Chinese internet giant Alibaba Group has agreed to buy back half of the 40% stake currently owned by Yahoo, in a deal worth around $7.1 billion (£4.5 billion). The move paves the way for Alibaba to consider an initial public offering.
US-based internet company Yahoo confirmed the deal this morning, after falling behind rivals Google and Facebook in online advertising. The deal provides Yahoo with the opportunity to pay dividends, make acquisitions or buy back its own shares. It is a move which many Yahoo stockholders had called for.
In a joint statement, Yahoo and Alibaba representatives confirmed that the Chinese internet group would pay some $6.3 billion in cash and up to $800 million in Alibaba preferred stock.

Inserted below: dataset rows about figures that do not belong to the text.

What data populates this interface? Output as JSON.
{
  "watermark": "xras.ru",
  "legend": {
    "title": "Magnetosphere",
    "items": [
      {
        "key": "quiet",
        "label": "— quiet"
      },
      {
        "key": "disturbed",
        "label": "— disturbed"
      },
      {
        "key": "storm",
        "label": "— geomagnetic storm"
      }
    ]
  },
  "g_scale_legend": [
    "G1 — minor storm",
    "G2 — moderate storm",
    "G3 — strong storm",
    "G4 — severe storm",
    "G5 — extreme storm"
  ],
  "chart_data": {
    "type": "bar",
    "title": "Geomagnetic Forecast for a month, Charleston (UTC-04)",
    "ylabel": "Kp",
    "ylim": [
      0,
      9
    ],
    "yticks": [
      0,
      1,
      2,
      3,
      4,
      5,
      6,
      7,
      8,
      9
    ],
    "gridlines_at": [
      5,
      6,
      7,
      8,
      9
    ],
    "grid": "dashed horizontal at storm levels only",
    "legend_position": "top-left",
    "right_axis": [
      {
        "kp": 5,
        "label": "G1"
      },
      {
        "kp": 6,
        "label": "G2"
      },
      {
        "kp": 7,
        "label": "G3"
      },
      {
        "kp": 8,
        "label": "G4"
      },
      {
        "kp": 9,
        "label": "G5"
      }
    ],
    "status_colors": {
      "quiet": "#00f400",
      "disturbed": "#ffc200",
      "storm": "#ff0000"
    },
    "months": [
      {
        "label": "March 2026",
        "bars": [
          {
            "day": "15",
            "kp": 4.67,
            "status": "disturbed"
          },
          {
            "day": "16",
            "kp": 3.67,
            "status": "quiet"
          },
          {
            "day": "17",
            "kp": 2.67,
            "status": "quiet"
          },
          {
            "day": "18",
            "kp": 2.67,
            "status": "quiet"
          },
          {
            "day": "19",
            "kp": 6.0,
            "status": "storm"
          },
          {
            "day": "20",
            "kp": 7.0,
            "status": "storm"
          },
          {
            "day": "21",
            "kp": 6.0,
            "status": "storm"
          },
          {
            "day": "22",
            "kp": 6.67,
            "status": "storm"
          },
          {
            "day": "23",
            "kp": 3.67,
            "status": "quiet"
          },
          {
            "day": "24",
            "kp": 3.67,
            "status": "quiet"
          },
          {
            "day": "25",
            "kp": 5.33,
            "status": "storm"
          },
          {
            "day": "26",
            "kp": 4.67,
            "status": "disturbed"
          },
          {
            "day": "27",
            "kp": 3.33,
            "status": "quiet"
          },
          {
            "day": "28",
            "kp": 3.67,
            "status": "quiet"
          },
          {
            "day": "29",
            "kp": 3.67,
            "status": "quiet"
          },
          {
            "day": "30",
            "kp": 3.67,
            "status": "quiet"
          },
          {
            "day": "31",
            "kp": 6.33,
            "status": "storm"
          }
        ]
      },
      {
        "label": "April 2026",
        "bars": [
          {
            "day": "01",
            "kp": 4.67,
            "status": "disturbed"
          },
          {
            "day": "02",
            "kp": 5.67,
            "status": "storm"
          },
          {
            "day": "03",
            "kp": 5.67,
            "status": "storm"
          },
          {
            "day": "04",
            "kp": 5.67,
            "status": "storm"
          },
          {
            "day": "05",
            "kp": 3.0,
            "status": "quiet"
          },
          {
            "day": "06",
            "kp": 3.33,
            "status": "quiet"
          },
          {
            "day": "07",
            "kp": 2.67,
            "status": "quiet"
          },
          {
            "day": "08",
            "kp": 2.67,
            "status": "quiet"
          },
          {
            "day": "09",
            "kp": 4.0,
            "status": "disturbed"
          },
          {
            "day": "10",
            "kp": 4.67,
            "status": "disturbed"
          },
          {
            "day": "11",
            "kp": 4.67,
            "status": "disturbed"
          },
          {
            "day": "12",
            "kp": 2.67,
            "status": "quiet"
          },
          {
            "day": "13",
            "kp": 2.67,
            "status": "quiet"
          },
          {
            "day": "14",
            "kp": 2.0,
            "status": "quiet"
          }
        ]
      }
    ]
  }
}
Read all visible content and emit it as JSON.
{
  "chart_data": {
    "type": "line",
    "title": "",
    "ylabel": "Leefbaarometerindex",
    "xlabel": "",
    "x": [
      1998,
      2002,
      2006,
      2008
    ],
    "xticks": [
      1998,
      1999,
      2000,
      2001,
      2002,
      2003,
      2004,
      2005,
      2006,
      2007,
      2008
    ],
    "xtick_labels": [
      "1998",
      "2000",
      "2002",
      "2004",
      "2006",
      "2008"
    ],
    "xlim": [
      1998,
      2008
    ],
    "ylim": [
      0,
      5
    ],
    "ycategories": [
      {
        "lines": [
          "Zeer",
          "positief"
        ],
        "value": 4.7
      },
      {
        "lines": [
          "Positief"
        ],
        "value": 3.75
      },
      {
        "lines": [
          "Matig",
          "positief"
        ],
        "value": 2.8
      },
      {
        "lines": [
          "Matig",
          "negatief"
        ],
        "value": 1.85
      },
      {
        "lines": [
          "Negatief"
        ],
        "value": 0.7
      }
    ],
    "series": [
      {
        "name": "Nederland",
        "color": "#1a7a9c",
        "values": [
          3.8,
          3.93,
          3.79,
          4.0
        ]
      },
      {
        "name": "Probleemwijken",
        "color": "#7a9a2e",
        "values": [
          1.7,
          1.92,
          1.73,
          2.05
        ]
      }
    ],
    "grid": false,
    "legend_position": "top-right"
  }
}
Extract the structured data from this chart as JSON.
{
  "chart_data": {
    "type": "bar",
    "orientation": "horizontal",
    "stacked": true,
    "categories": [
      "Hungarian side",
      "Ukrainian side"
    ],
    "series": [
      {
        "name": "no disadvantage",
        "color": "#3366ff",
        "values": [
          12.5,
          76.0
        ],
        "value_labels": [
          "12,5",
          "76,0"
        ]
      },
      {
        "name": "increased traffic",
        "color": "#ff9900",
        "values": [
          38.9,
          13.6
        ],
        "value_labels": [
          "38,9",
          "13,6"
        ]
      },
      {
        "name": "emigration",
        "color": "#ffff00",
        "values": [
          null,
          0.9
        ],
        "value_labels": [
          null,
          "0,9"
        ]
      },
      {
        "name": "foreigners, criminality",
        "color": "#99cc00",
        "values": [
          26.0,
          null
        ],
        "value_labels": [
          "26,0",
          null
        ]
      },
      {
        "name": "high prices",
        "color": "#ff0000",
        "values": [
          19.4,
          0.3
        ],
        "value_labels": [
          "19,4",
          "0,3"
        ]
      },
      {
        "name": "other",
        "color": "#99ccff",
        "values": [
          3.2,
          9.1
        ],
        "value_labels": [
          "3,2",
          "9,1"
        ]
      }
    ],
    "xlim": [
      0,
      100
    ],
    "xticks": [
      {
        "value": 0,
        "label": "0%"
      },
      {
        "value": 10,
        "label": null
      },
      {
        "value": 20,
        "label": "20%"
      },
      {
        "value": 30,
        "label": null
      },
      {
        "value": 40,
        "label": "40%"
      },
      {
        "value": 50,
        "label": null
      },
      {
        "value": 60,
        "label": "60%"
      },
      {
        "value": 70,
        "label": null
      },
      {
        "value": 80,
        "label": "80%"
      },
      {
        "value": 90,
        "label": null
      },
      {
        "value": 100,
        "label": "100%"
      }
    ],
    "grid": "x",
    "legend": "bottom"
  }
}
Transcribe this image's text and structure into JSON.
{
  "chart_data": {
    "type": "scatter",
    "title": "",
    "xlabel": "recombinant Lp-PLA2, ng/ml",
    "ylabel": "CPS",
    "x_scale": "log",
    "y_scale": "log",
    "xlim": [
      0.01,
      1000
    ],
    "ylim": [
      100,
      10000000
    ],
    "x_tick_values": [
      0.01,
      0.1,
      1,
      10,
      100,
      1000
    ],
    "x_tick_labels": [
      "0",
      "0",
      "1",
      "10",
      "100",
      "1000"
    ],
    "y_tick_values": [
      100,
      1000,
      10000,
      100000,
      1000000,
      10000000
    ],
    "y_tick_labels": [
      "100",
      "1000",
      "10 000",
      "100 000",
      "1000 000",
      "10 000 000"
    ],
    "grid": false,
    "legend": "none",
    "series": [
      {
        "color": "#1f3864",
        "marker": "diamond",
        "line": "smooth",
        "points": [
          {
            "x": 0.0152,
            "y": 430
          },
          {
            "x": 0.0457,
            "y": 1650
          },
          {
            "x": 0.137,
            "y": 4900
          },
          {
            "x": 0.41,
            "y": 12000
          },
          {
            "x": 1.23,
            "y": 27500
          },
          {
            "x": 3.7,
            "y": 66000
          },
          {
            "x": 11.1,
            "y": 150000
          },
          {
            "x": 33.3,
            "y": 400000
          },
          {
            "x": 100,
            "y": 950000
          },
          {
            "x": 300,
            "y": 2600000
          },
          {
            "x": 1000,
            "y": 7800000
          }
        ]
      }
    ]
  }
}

It is not the first time that Alibaba has attempted to buy back this part of the company, but previous negotiations have experienced problems and multiple setbacks. Now, the Chinese group is expected to facilitate the sale of its own shares on the stock market, and ultimately buy back even more of the remaining 20% Yahoo stake.
The companies will, however, continue to work closely with one another, the statement confirms, with Alibaba keen to benefit from Yahoo’s worldwide reach. This is a key factor in the expansion of Alibaba outside of China.
Despite its limited international reach Alibaba is one of the giants of the internet industry. An Alibaba IPO would be one of the largest technology offerings in the world. The company boasts popular subsidiaries, like the immensely popular consumer to consumer selling platform Taobao. Its 370 million registered users are more than the entire population of the United States.